The goal for the creators of this program was to make a computer based filing process that could lead a filing novice step by step through the creation of all the documentation necessary to successfully get an application filed without any expert help (i.e code consultants or expeditors). What the computer software creators have discovered is the filing process is far more complicated then they anticipated and the computer cannot easily replace human knowledge and experience.
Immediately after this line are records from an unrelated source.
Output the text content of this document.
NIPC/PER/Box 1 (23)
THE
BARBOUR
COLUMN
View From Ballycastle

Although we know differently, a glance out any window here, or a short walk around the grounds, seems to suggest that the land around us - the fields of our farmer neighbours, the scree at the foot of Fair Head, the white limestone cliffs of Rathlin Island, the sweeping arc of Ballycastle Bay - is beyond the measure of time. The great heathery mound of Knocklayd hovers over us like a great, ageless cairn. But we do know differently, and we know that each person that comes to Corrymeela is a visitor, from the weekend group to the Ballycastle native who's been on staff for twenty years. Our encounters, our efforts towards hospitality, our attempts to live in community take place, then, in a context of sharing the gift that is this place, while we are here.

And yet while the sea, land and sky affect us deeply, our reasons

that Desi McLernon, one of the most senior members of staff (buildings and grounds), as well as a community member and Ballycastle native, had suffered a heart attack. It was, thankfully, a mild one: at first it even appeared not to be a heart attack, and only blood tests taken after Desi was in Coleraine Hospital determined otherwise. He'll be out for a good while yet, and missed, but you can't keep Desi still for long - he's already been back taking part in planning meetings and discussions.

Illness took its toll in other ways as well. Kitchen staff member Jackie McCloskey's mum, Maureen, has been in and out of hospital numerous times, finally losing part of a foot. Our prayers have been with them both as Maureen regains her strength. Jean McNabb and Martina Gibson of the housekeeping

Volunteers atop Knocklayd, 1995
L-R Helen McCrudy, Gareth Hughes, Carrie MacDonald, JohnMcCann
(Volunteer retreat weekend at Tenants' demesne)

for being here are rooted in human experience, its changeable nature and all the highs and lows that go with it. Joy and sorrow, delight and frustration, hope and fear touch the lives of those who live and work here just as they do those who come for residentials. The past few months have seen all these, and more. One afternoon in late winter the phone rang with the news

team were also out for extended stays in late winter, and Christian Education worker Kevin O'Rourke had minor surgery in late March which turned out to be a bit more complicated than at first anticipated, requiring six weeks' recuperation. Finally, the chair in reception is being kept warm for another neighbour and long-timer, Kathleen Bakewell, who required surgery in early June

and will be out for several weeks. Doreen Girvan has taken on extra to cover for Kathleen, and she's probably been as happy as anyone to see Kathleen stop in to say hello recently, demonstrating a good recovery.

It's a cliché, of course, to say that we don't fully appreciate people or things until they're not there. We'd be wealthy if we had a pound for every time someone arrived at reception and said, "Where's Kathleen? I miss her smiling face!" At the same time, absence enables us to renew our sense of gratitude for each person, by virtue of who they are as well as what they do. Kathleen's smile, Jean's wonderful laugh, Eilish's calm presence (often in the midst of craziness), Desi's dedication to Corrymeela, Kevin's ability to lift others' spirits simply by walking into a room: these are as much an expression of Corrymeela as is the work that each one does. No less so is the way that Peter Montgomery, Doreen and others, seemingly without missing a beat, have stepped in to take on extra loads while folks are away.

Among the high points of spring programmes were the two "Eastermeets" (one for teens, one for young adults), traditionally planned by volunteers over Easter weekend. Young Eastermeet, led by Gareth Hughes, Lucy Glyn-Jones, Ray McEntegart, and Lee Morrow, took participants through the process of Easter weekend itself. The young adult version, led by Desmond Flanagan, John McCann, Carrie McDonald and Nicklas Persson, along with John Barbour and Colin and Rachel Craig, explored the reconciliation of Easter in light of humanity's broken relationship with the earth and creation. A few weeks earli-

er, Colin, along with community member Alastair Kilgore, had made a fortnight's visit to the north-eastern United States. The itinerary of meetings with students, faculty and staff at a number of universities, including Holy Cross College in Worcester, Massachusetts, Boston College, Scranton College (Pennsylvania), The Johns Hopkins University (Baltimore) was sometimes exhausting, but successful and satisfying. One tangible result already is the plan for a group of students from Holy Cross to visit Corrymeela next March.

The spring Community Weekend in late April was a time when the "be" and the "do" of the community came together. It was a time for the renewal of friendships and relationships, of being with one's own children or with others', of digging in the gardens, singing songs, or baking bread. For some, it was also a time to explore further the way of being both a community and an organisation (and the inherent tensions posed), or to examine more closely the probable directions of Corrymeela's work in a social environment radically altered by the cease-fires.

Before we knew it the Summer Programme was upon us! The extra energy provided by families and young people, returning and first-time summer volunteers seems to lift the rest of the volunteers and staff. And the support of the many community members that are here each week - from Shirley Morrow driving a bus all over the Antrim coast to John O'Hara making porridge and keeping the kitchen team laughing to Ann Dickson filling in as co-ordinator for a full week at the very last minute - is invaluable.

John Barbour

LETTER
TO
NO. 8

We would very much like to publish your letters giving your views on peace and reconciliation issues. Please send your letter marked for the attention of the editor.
All of the initiatives the DOB has initiated in recent years have had the underlying goal of reducing or eliminating human interaction with the industries and public it serves. Whether it be the virtual plan exams that the HUB filing system encourages or the e-mail only interaction with the inspection divisions of Inspection Ready, the DOB’s ultimate goal seems to be never have to see or speak to those who are responsible for feeding the job creation engine which is the construction industry.

Not only is filing an application a complicated process but designing a building to meet code and zoning requirements is complex, too. So are the logistics of actually getting these buildings built. Working with complicated sites, and incorporating new technologies and uses that the code and zoning resolution did not anticipate always require us to reach out to the DOB to request interpretations or variances from statutes. Traditionally code consultants would help architects and owners craft language to present a reconsideration package. An appointment would be set with the commissioner. The merits of the reconsideration would be discussed and the commissioner would make a decision.

The DOB did away with that process and instituted the Determination process. The reconsideration package would still be created but now it is submitted electronically. It is reviewed by a code or zoning specialist. The specialist’s findings are then presented to a group of DOB officials chosen by the Borough Commissioner. They discuss the merits of the case and then the commissioner makes a decision.

While the idea of having multiple parties review the request is theoretically good there is one party that is not involved at all in the discussion – the party that is making the request. There is no chance to make an argument for your request. With no chance to present your point of view the once straight forward process of the reconsideration has evolved into a determination mess. The time frame for getting written answers from the DOB cannot be predicted. When the answer does arrive there is a good chance the DOB’s response does not even address the question asked. Tremendous amounts of everyone’s time is wasted because of the Department’s resistance to meet with the consultants.

A simple 10 minute presentation to the round table that discusses these issues could solve the inefficiency of this current system. Unfortunately that seems to go against the Department’s apparent goal of eliminating the human interface. Computers are great but they cannot replace the experience and creativity of the consultants that get the buildings built in this city. While we applaud the DOB’s efforts to upgrade their technology, we ask that they do not hide behind that technology to avoid the inevitable human interactions so necessary to ensure a robust construction economy.